Filmmaker: Rosa Rogers
Cirque Shems'y, the circus of my sun, sits on the edge of one of Morocco's poorest slums in Salé, on the northwest coast.
Each year, hundreds of children and teenagers come to the circus to try out as performers, desperate to find a new future for themselves.
Only a handful of the young hopefuls can be taken on: those who make the grade are pushed to their physical limits and constantly challenged to prove themselves.
Cirque Shems'y is the first circus of its kind in Morocco and its director, Alain, has a lot to prove: he is determined to make the circus a commercial success so that it might deliver a working future for its young performers.
Witness joins the circus on its first national tour, travelling by train and bus to Agadir to set up the tent and perform in front of a demanding audience.
For this first tour, Cirque Shems'y is opening with a classic Moroccan folk tale with a Romeo and Juliet theme.

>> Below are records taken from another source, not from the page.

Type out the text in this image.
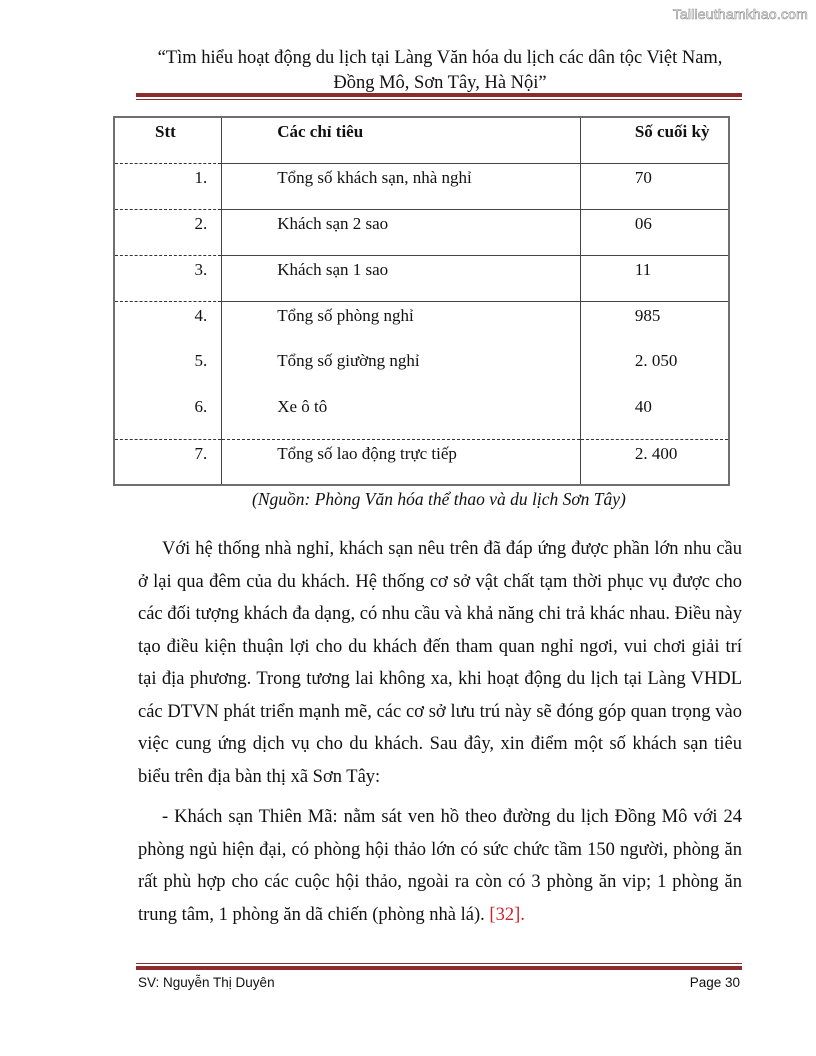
Tailieuthamkhao.com
“Tìm hiểu hoạt động du lịch tại Làng Văn hóa du lịch các dân tộc Việt Nam,
Đồng Mô, Sơn Tây, Hà Nội”
Stt	Các chỉ tiêu	Số cuối kỳ
1.	Tổng số khách sạn, nhà nghỉ	70
2.	Khách sạn 2 sao	06
3.	Khách sạn 1 sao	11
4.	Tổng số phòng nghỉ	985
5.	Tổng số giường nghỉ	2. 050
6.	Xe ô tô	40
7.	Tổng số lao động trực tiếp	2. 400
(Nguồn: Phòng Văn hóa thể thao và du lịch Sơn Tây)
Với hệ thống nhà nghỉ, khách sạn nêu trên đã đáp ứng được phần lớn nhu cầu ở lại qua đêm của du khách. Hệ thống cơ sở vật chất tạm thời phục vụ được cho các đối tượng khách đa dạng, có nhu cầu và khả năng chi trả khác nhau. Điều này tạo điều kiện thuận lợi cho du khách đến tham quan nghỉ ngơi, vui chơi giải trí tại địa phương. Trong tương lai không xa, khi hoạt động du lịch tại Làng VHDL các DTVN phát triển mạnh mẽ, các cơ sở lưu trú này sẽ đóng góp quan trọng vào việc cung ứng dịch vụ cho du khách. Sau đây, xin điểm một số khách sạn tiêu biểu trên địa bàn thị xã Sơn Tây:
- Khách sạn Thiên Mã: nằm sát ven hồ theo đường du lịch Đồng Mô với 24 phòng ngủ hiện đại, có phòng hội thảo lớn có sức chức tầm 150 người, phòng ăn rất phù hợp cho các cuộc hội thảo, ngoài ra còn có 3 phòng ăn vip; 1 phòng ăn trung tâm, 1 phòng ăn dã chiến (phòng nhà lá). [32].
SV: Nguyễn Thị Duyên	Page 30
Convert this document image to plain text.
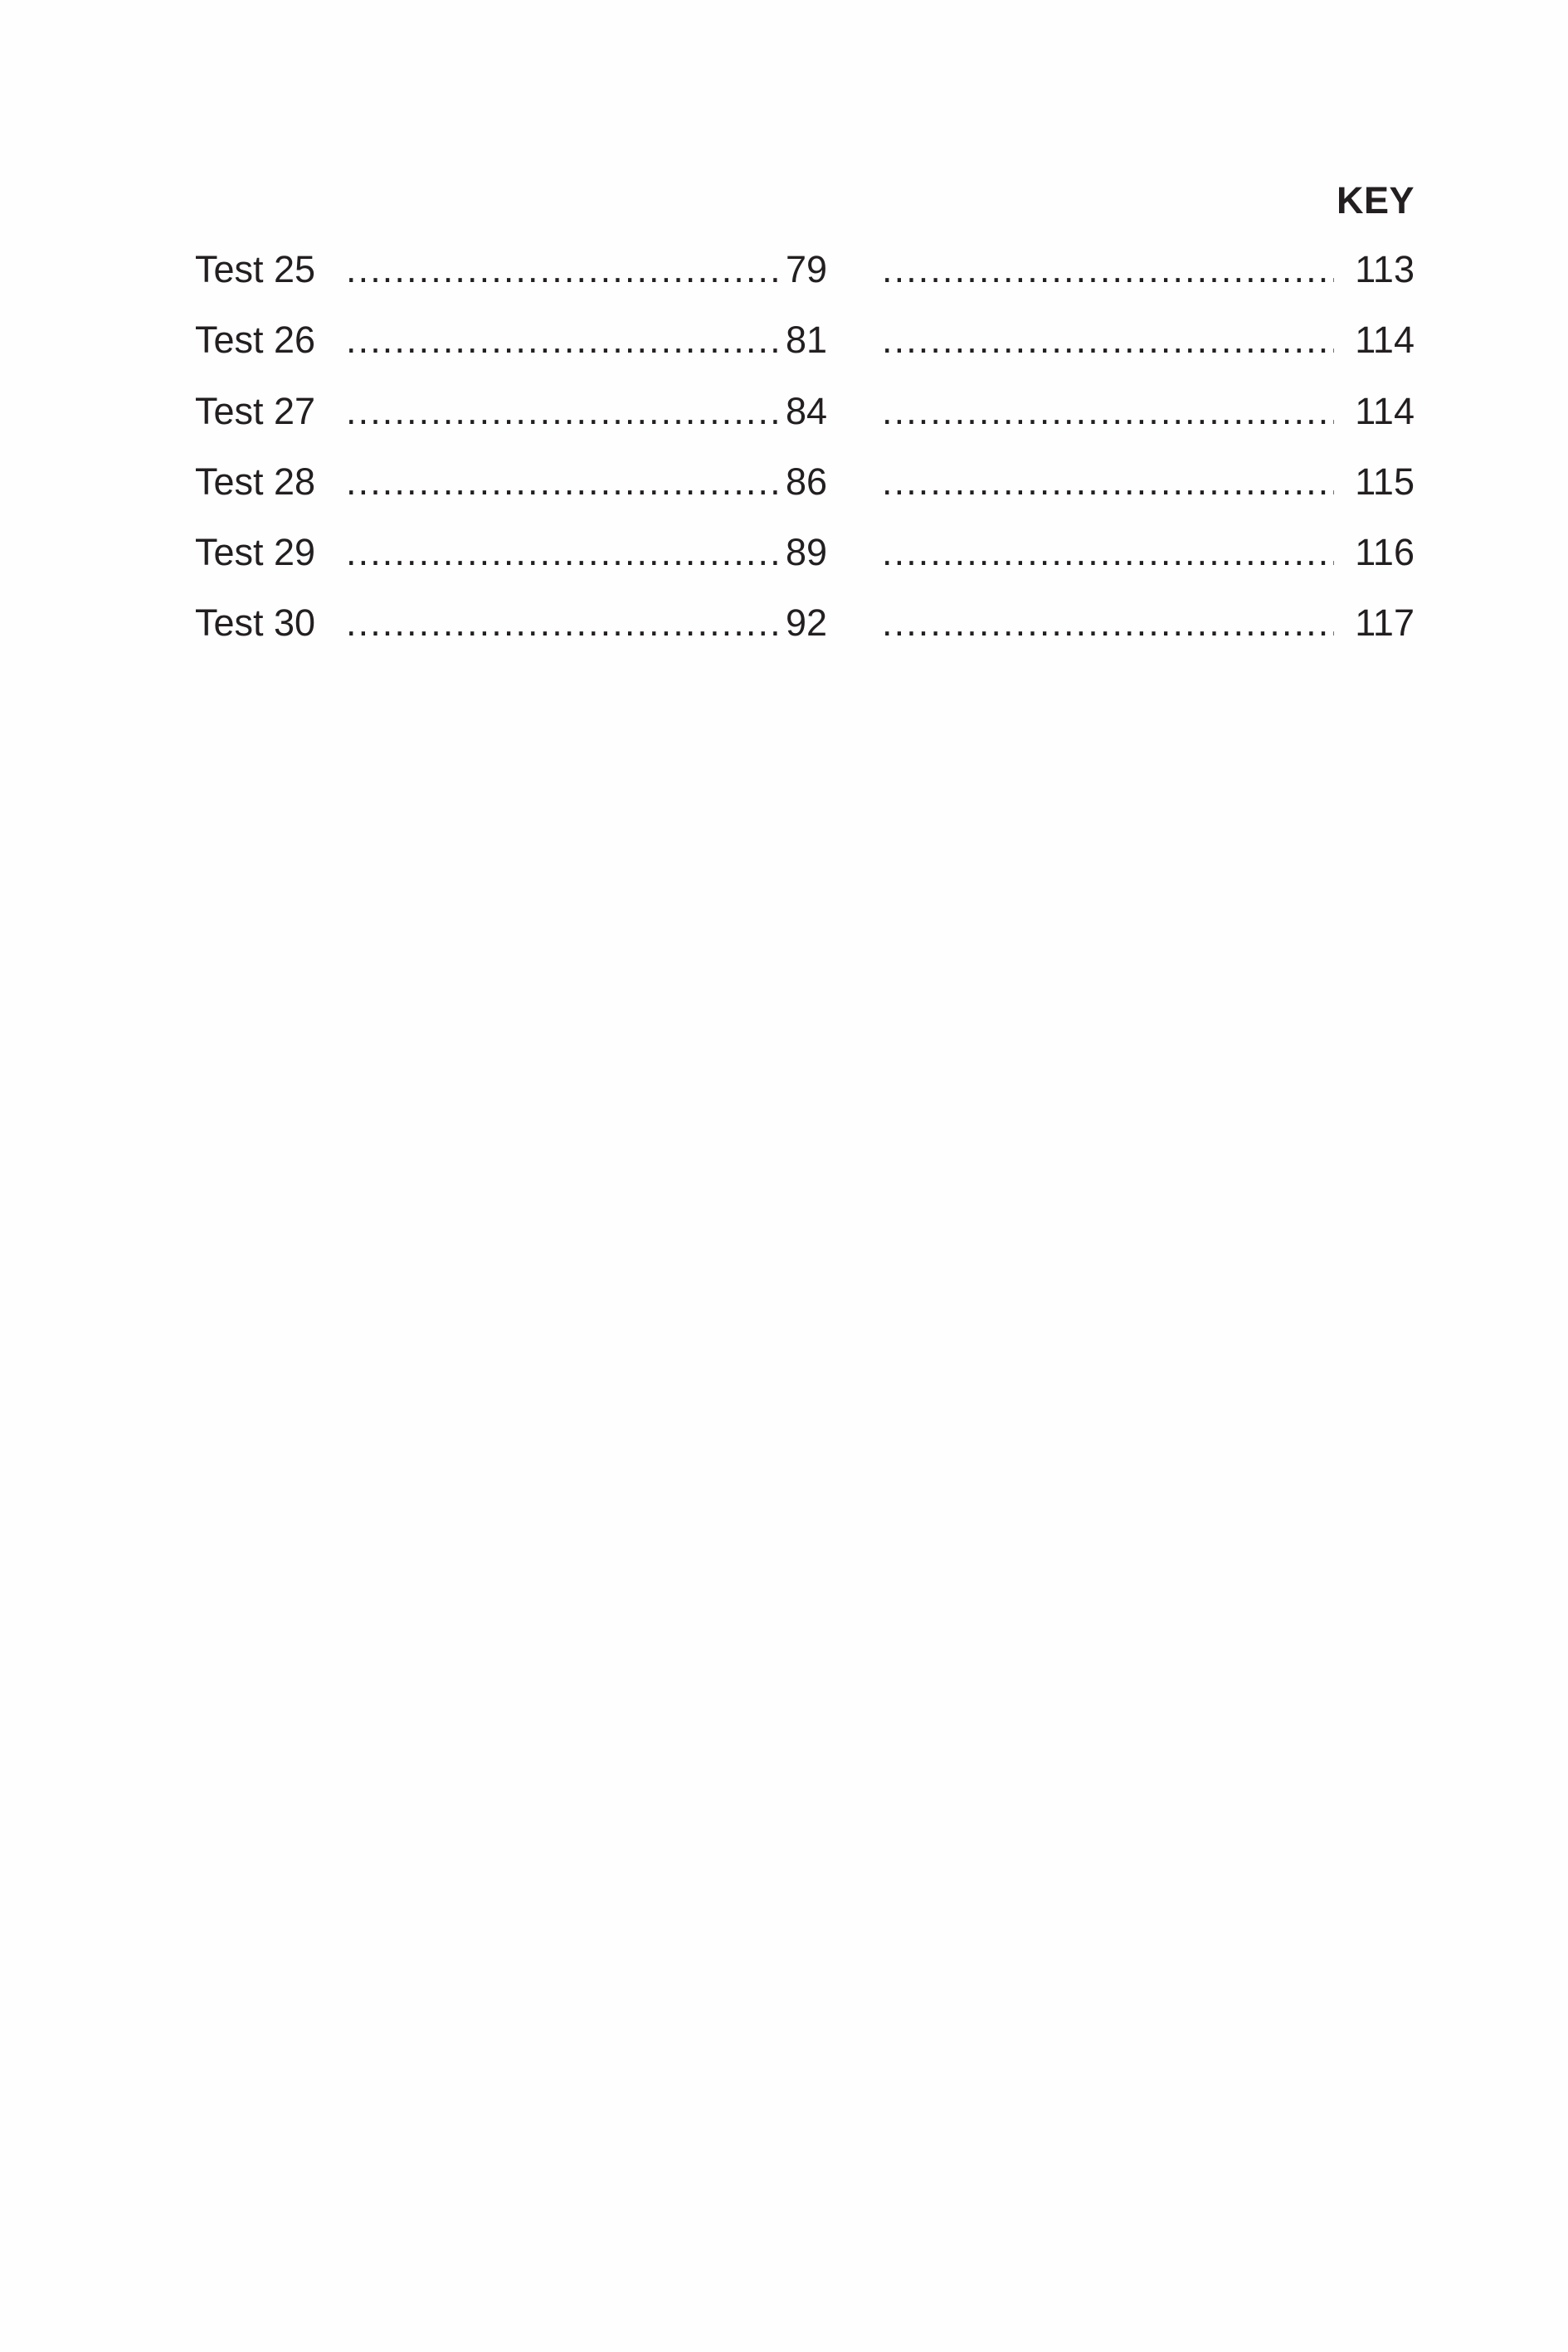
KEY
Test 25 .....	79 .....	113
Test 26 .....	81 .....	114
Test 27 .....	84 .....	114
Test 28 .....	86 .....	115
Test 29 .....	89 .....	116
Test 30 .....	92 .....	117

For the young performers - 14-year-old Hajar, who specialises in aerial work, her co-lead Abd'Ali and the coach Imed - this first experience of performing for the public is nerve-wracking. And for the audience, many of whom have never been to the circus before, this authentic Moroccan spectacle is an eye-opener.
In Salé, across the river from Morocco's capital, Rabat, jobs are scarce and many children do not go to school. For a lot of young people there, life offers few opportunities - and many see little point in getting an education. When the circus first began 10 years ago it was a social project for children on the streets and in the slums of Salé.
As it grew, the talents of many of the young people involved came to the fore and in an international circus competition 10 out of the 12 prizes were won by young Moroccans from Cirque Shems'y.
The organisers saw that the circus could actually become a professional career for some of the young people involved and set about transforming it from a social organisation to a professional circus school - offering an internationally recognised vocational diploma.
Now entrance to the school is through a rigorous audition process, and of the hundreds of young people who come to try out from across Morocco, only a handful will make the grade. Fewer still will complete the rigorous training. In 2009 it reopened, complete with a full size circus tent and a rotating team of circus professionals from around the world who come to teach specialised skills.
With the new accreditation comes a new pressure - Cirque Shems'y must reach international standards and create an audience for their work in Morocco and beyond. The young performers are training to professional level but if there are no work opportunities for them this training is wasted.
So the circus has to build a circus culture in Morocco as well as training the young people who are part of it. It is not an easy task: Morocco does not have a circus tradition. Street acrobats and performers are common but contemporary circus - as an artistic and spectacular piece of theatre - is a completely new concept.
Amidst endemic poverty, strict social codes and lack of opportunities, the circus tent symbolises freedom, creativity, excitement and possibility. Girls and boys mix freely, the body becomes an instrument for self-expression and distant shores are visible on the horizon.
For many of these young people, the circus is literally their only chance for a better future. They must succeed because otherwise they will have nothing. Can the circus enable them to become confident, expressive young people able to articulate their ideas and experiences through art? And, most importantly, can it deliver them a future?
Cirque Shems'y is linked to Amesip, a Moroccan NGO that works with disadvantaged children and young people. They are funded by donors from across Morocco and Europe. But as the circus grows increasingly self-sufficient, it aims to become commercially viable.